Boyd on God Sharing Our Pain

From Gregory Boyd’s book Letters from a Skeptic:

Thinking of the grandeur of the stars we had just been looking at, I was saying to myself “there must be a God.” But thinking of the nightmarish suffering of Auschwitz, I was saying to myself “there can’t be a God.” The two thoughts were battling with each other at hyperspeed. I was tormented.

Finally, just as I approached my car, I looked up to the sky and cried out with a loud, angry voice—“the only God I can believe in is one who knows firsthand what it’s like to be a Jewish child buried alive, and knows what it’s like to be a Jewish mother watching her child be buried!” And just then it occurred to me (or was it revealed?): that is EXACTLY the kind of God Christianity proclaims. There is no other belief which does this. Only the Gospel dares to proclaim that God enters smack-dab into the middle of the hell we create.
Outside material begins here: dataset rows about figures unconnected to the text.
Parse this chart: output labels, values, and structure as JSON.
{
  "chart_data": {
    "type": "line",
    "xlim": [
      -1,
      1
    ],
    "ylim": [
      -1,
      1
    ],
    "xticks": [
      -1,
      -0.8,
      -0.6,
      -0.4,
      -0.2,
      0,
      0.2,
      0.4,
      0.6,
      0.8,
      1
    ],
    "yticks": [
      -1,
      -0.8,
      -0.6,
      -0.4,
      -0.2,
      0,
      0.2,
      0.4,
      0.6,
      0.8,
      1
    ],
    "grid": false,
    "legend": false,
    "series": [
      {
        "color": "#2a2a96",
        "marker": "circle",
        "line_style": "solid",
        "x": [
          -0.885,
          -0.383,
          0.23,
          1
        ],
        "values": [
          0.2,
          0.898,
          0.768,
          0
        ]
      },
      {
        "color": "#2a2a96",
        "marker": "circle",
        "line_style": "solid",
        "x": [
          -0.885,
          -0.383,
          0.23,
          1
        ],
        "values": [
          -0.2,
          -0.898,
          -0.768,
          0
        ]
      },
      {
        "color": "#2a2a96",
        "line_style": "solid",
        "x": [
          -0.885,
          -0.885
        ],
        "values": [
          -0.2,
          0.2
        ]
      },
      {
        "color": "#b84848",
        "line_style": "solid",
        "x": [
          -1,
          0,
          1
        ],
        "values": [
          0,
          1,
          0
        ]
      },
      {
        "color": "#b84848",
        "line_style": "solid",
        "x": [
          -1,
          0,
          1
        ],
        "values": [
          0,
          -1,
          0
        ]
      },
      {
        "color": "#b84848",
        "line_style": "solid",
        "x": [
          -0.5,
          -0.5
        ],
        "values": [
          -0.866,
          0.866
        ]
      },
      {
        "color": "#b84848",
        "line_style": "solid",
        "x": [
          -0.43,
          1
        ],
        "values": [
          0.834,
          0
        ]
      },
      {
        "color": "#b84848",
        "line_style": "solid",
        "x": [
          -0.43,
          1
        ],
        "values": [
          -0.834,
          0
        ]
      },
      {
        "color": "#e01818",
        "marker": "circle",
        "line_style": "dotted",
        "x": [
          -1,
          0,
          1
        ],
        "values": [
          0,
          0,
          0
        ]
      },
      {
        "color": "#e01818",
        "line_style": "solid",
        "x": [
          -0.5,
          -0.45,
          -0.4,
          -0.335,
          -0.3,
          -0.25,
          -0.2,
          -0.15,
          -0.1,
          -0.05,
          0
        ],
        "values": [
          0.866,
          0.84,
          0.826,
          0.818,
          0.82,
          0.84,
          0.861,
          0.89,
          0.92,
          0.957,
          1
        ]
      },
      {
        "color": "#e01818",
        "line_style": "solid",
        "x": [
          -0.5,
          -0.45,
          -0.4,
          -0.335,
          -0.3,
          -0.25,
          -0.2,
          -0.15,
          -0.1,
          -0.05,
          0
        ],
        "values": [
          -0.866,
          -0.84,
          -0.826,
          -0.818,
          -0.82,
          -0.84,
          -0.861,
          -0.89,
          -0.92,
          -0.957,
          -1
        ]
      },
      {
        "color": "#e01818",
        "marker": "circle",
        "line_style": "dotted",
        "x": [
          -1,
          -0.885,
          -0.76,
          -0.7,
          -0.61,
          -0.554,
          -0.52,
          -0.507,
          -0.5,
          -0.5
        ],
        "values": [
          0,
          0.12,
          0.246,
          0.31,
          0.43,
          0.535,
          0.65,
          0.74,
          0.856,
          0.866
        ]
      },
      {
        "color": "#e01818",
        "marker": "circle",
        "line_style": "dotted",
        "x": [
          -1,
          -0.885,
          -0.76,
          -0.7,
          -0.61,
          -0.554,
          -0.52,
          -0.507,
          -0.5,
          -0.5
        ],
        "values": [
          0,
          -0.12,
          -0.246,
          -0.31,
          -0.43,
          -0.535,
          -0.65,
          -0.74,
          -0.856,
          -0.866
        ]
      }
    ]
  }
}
Only the Gospel dare to proclaim that God was born a baby in a bloody, crap-filled stable, that He lived a life befriending the prostitutes and lepers no one else would befriend, and that He suffered, firsthand, the hellish depth of all that is nightmarish in human existence. Only the Gospel portrait of God makes sense of the contradictory fact that the world is at once so beautiful and so ugly.